The third time I was desperately afraid was at my job as a Deputy Commissioner of Finance and Administration when I inherited a staff member from another city department that just wouldn’t do right. In not doing right, I as the supervisor had to involve the union, progressive discipline process and so much more. Something which I had never done before and this is the big bad city of Chicago, not Podunk, Illinois. So please know I was beyond afraid. I was petrified. I didn’t sleep. I cried a few times. It was not easy.

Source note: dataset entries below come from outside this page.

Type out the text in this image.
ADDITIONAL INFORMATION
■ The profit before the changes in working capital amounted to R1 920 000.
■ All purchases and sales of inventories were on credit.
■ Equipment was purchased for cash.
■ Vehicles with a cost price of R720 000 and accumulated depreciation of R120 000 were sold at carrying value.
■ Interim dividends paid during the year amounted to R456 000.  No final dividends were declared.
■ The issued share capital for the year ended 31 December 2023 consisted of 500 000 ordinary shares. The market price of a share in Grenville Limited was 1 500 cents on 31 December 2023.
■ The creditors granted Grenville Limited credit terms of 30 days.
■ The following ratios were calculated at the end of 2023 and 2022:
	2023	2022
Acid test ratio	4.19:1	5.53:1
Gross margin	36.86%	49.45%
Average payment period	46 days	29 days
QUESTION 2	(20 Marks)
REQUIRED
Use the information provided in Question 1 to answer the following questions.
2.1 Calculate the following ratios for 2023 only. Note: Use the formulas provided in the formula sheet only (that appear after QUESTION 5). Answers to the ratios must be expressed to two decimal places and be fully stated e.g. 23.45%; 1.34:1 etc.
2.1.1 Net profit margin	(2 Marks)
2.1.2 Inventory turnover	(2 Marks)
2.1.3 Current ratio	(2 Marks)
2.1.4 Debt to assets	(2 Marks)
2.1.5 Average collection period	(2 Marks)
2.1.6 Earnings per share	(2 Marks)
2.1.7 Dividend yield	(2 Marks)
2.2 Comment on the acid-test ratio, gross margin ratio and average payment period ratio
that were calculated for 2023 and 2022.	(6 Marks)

I’m sure there are many more times in my life where I’ve been afraid. Yet these three instances stick out very vividly. The fear that I felt was very real. However, I forgot something someone, some very key elements. Basic instructions before leaving earth found here in Psalm 118:6-8. The Lord is with me. How about, I will not be afraid. What can mere mortals do to me? He is my helper. I look in triumph on my enemies. It is better to take refuge in the Lord than to trust in humans.

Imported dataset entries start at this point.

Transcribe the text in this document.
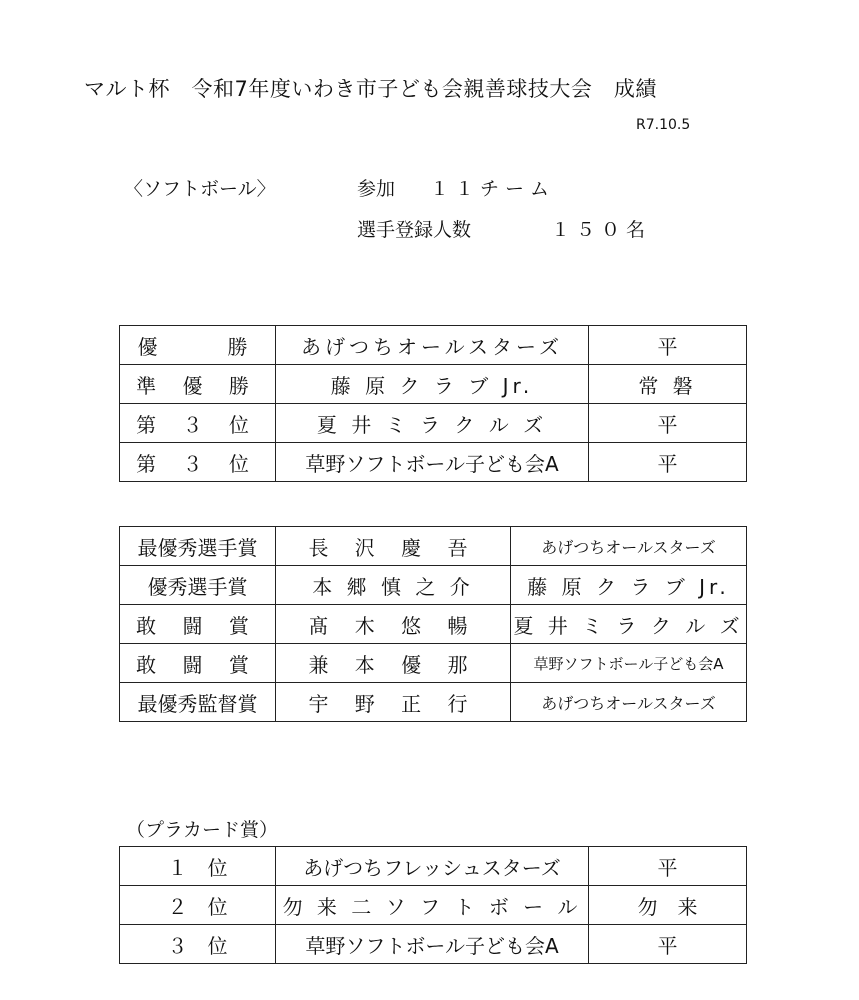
マルト杯　令和7年度いわき市子ども会親善球技大会　成績
R7.10.5
〈ソフトボール〉	参加 １１チーム
選手登録人数	１５０名
優　　勝	あげつちオールスターズ	平
準 優 勝	藤 原 ク ラ ブ Jr.	常 磐
第 ３ 位	夏 井 ミ ラ ク ル ズ	平
第 ３ 位	草野ソフトボール子ども会A	平
最優秀選手賞	長 沢 慶 吾	あげつちオールスターズ
優秀選手賞	本 郷 慎 之 介	藤 原 ク ラ ブ Jr.
敢 闘 賞	髙 木 悠 暢	夏 井 ミ ラ ク ル ズ
敢 闘 賞	兼 本 優 那	草野ソフトボール子ども会A
最優秀監督賞	宇 野 正 行	あげつちオールスターズ
（プラカード賞）
１　位	あげつちフレッシュスターズ	平
２　位	勿 来 二 ソ フ ト ボ ー ル	勿　来
３　位	草野ソフトボール子ども会A	平
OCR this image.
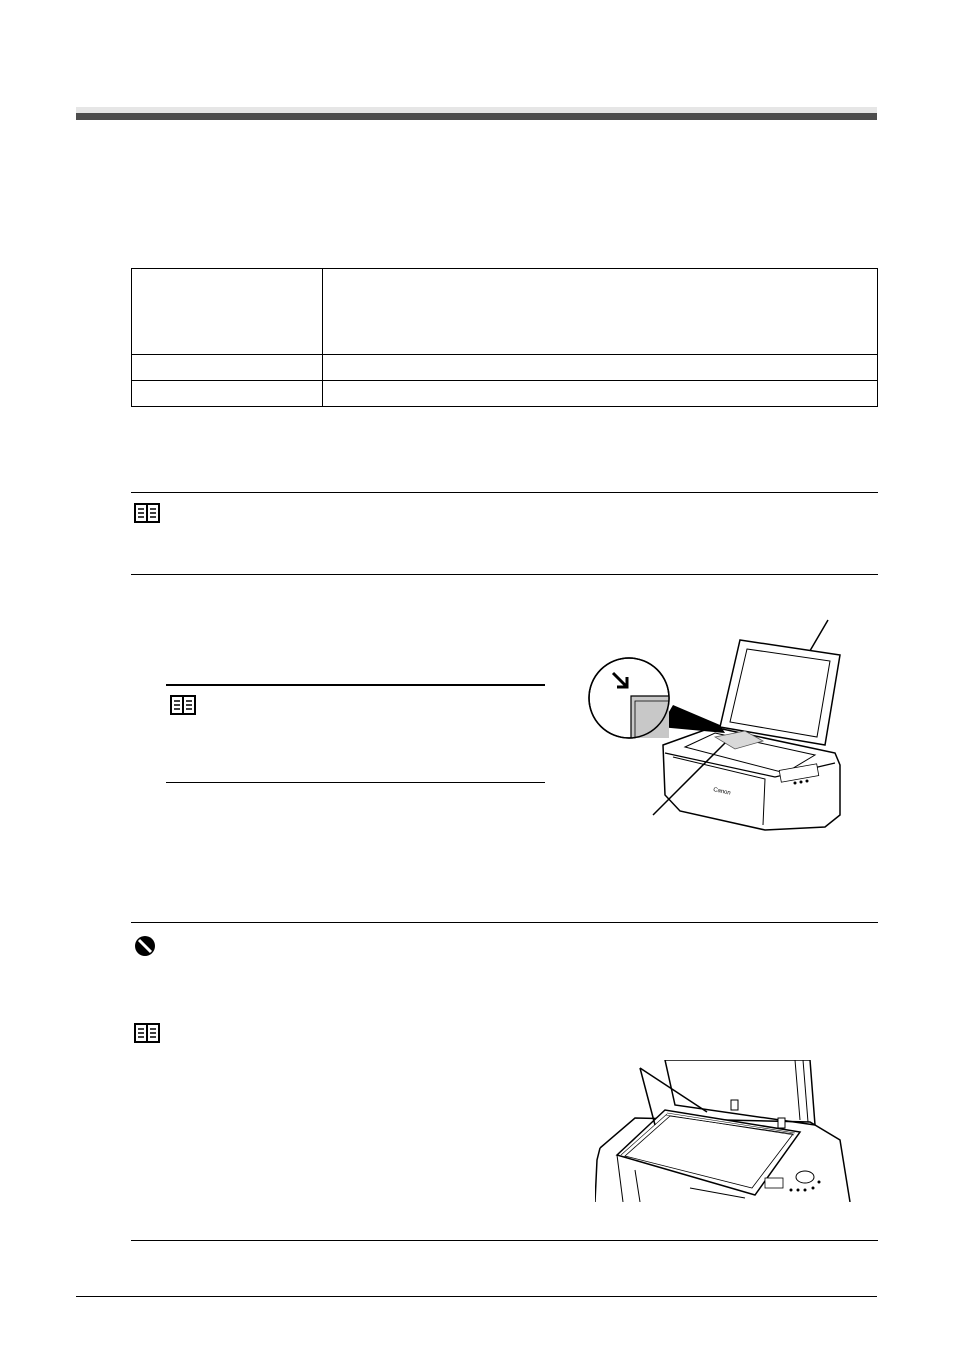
Canon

You see saints I had forgotten to put it all in HIi hands. I lost sight, took my eyes off of my Creator, my Dad, my God. I had forgotten how powerful and mighty He is. There is nothing in this earth that can defeat Him or is greater than He is.
You see my Lord, in the midst of this covenant contract partnership life experience journey, is with me. What can this mere mortal husband do that my Daddy won’t help me. You see the enemy had me focusing on the unknown on a life experience that I had never had. However, can I share with you saints that there is nothing, no boyfriend/girlfriend relationship that can compare to a Christ covenant relationship. The helper’s presence makes it that much better and sweeter. To take refuge in Him, gives a better response that trust in a human, when those spousal disagreeable moments arise as they well. Huh, just wait.

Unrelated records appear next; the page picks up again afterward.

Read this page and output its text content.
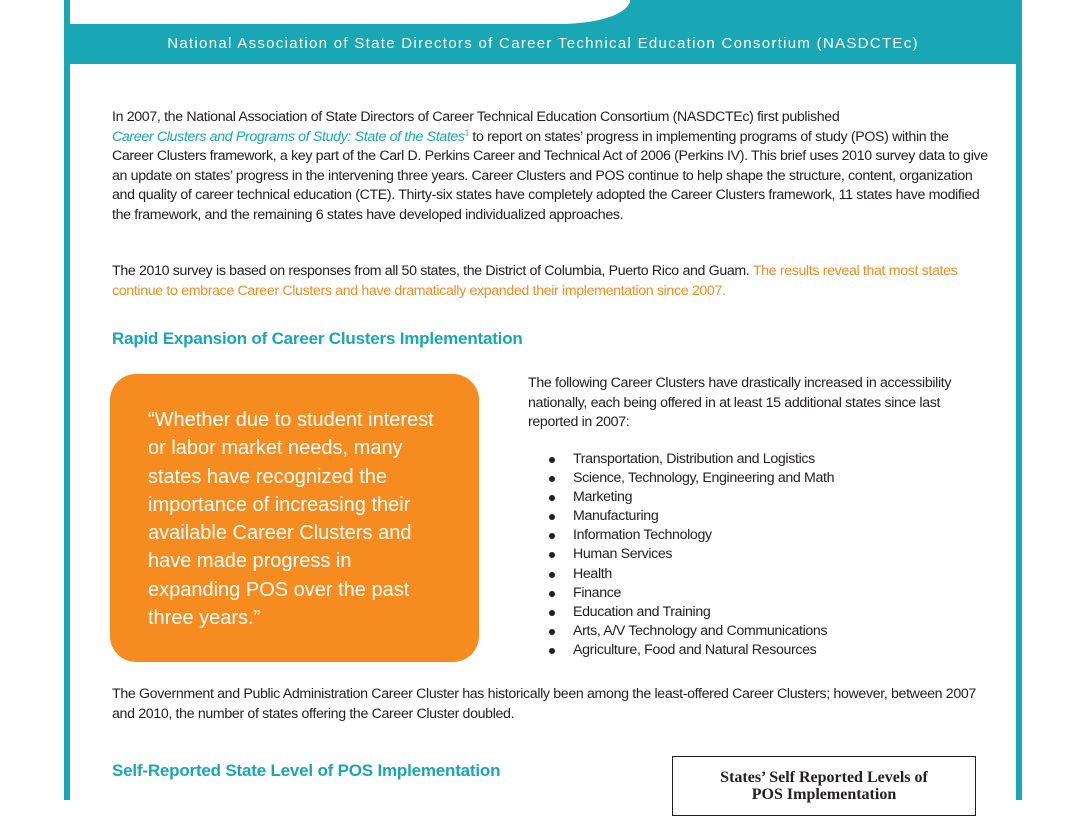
National Association of State Directors of Career Technical Education Consortium (NASDCTEc)
In 2007, the National Association of State Directors of Career Technical Education Consortium (NASDCTEc) first published
Career Clusters and Programs of Study: State of the States$^1$ to report on states’ progress in implementing programs of study (POS) within the Career Clusters framework, a key part of the Carl D. Perkins Career and Technical Act of 2006 (Perkins IV). This brief uses 2010 survey data to give an update on states’ progress in the intervening three years. Career Clusters and POS continue to help shape the structure, content, organization and quality of career technical education (CTE). Thirty-six states have completely adopted the Career Clusters framework, 11 states have modified the framework, and the remaining 6 states have developed individualized approaches.
The 2010 survey is based on responses from all 50 states, the District of Columbia, Puerto Rico and Guam. The results reveal that most states continue to embrace Career Clusters and have dramatically expanded their implementation since 2007.
Rapid Expansion of Career Clusters Implementation
“Whether due to student interest or labor market needs, many states have recognized the importance of increasing their available Career Clusters and have made progress in expanding POS over the past three years.”
The following Career Clusters have drastically increased in accessibility nationally, each being offered in at least 15 additional states since last reported in 2007:
Transportation, Distribution and Logistics
Science, Technology, Engineering and Math
Marketing
Manufacturing
Information Technology
Human Services
Health
Finance
Education and Training
Arts, A/V Technology and Communications
Agriculture, Food and Natural Resources
The Government and Public Administration Career Cluster has historically been among the least-offered Career Clusters; however, between 2007 and 2010, the number of states offering the Career Cluster doubled.
Self-Reported State Level of POS Implementation	States’ Self Reported Levels of
POS Implementation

May I share saints that He is a helper even during childbirth physical pain that He promised in His word, because I’m still here to tell the story and those children are now 11 years and 15 years respectively. These mere mortals can’t do what the Lord, my helper can do as through this child rearing stewardship journey I’ve grown, given up my control demon and seen strength that I didn’t know I possessed. As I’ve prayed, fasted and submitted myself and them back to the Lord who is with us and helping us all. That we can indeed learn from the children.
So, we will not be afraid saints. We will not be afraid, because the fear comes from our trust in humans when we look at them as our Lord. But there is only one true Lord, true God that is with us always helping and paving the way. You see when our hope our faith is in our God fear has no choice but to leave. Our powerful purposeful God has dominion and authority over all. His power is overwhelming. HIs power is all consuming that no other can compare. So, let us not be afraid as our Lord, our God, our Father’s helping us at each and every turn.